Rather than let the wheels come off, the band went back to what they knew best, throwing themselves into their work in the Paramour Mansions in Silverlake, California. Their fifth album, The Paramour Sessions, was eventually released on September 12, 2006 and supported by an American and European tour. Dave’s battle was one he was losing and, in April 2007, it was announced that he had checked into rehab and was replaced by new drummer Tony Palermo, a move confirmed as permanent in January 2008. Sixth album Metamorphosis swiftly followed a year later, its title a clear reference to the incredible transformation the band had undergone throughout the past decade. The new Papa Roach now sounded more like a modernised rock’n’roll animal.

“We might have made a record that sold a shit-ton of copies,” Jacoby says, “but I don’t feel like we’ve made the definitive Papa Roach album yet.
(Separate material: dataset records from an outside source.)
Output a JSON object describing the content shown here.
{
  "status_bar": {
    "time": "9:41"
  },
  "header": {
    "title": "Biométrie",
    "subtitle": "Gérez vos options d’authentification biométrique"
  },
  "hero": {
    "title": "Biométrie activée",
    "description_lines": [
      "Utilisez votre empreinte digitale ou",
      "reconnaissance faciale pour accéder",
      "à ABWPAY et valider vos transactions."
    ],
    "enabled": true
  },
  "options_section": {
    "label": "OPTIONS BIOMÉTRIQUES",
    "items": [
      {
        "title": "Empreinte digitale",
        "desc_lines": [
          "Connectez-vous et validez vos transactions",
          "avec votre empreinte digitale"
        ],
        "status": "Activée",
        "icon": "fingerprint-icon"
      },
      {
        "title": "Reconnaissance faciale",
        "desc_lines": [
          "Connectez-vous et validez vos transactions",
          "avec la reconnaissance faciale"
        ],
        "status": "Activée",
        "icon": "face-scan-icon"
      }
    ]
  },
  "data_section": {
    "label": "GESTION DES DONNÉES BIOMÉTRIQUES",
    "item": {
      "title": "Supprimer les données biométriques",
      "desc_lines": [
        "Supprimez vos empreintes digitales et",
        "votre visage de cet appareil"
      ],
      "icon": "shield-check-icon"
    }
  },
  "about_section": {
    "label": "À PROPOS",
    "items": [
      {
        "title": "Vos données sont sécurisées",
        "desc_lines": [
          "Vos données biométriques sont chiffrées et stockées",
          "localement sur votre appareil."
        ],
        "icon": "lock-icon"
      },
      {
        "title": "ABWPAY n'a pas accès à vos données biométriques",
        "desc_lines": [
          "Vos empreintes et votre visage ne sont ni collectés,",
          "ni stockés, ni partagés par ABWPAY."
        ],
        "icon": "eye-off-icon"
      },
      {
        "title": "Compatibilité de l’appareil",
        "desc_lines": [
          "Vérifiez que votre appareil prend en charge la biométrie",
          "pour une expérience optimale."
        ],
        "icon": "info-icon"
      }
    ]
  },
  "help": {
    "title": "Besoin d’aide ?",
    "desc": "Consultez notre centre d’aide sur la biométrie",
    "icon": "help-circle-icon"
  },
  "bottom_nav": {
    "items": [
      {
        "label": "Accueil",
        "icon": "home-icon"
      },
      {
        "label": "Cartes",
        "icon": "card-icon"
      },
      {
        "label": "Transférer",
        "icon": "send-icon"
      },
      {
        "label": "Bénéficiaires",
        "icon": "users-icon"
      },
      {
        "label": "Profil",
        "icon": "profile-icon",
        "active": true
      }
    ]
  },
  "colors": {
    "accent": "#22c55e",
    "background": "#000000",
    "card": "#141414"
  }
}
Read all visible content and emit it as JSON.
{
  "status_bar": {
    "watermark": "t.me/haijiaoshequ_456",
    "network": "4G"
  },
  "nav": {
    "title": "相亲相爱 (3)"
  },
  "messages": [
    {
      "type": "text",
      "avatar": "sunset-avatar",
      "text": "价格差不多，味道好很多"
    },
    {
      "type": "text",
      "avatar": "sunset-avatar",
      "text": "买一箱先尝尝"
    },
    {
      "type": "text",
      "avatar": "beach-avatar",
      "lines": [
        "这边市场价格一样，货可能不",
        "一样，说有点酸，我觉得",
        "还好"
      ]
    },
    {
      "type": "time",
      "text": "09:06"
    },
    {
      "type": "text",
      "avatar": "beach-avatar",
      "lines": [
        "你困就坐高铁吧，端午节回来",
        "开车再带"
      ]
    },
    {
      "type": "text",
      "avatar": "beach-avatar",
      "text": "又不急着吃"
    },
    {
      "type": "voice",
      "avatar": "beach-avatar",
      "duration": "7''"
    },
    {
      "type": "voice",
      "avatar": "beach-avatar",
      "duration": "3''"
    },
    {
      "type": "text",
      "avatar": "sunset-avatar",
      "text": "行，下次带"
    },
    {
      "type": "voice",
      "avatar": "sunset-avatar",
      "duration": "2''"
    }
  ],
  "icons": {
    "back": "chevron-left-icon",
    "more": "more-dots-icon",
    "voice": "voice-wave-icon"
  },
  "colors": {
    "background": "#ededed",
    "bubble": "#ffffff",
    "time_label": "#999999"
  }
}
The only thing that’s been consistent about our band has been progression. I want to keep chasing that thread and see where it leads.”

Those are threads the band have diligently followed across many records since. That thirst for creation and reinvention isn’t just necessary for the continued health and endurance of their artistic output, however. It goes deeper still.

“Without this band, I think I would either be dead, in jail or working in some soul-destroying job,” Jacoby reflects. “I’m designed for self-destruction, unfortunately, but it makes for good music and I’m absolutely committed to that. Look at my body: I’m covered in tattoos. I’ve been in the band for over two decades. I’ve got a workingman’s soul that won’t let me rest. I don’t want to be remembered as a flash in the pan. I’m gonna be a roaring fucking fire for a long time yet!”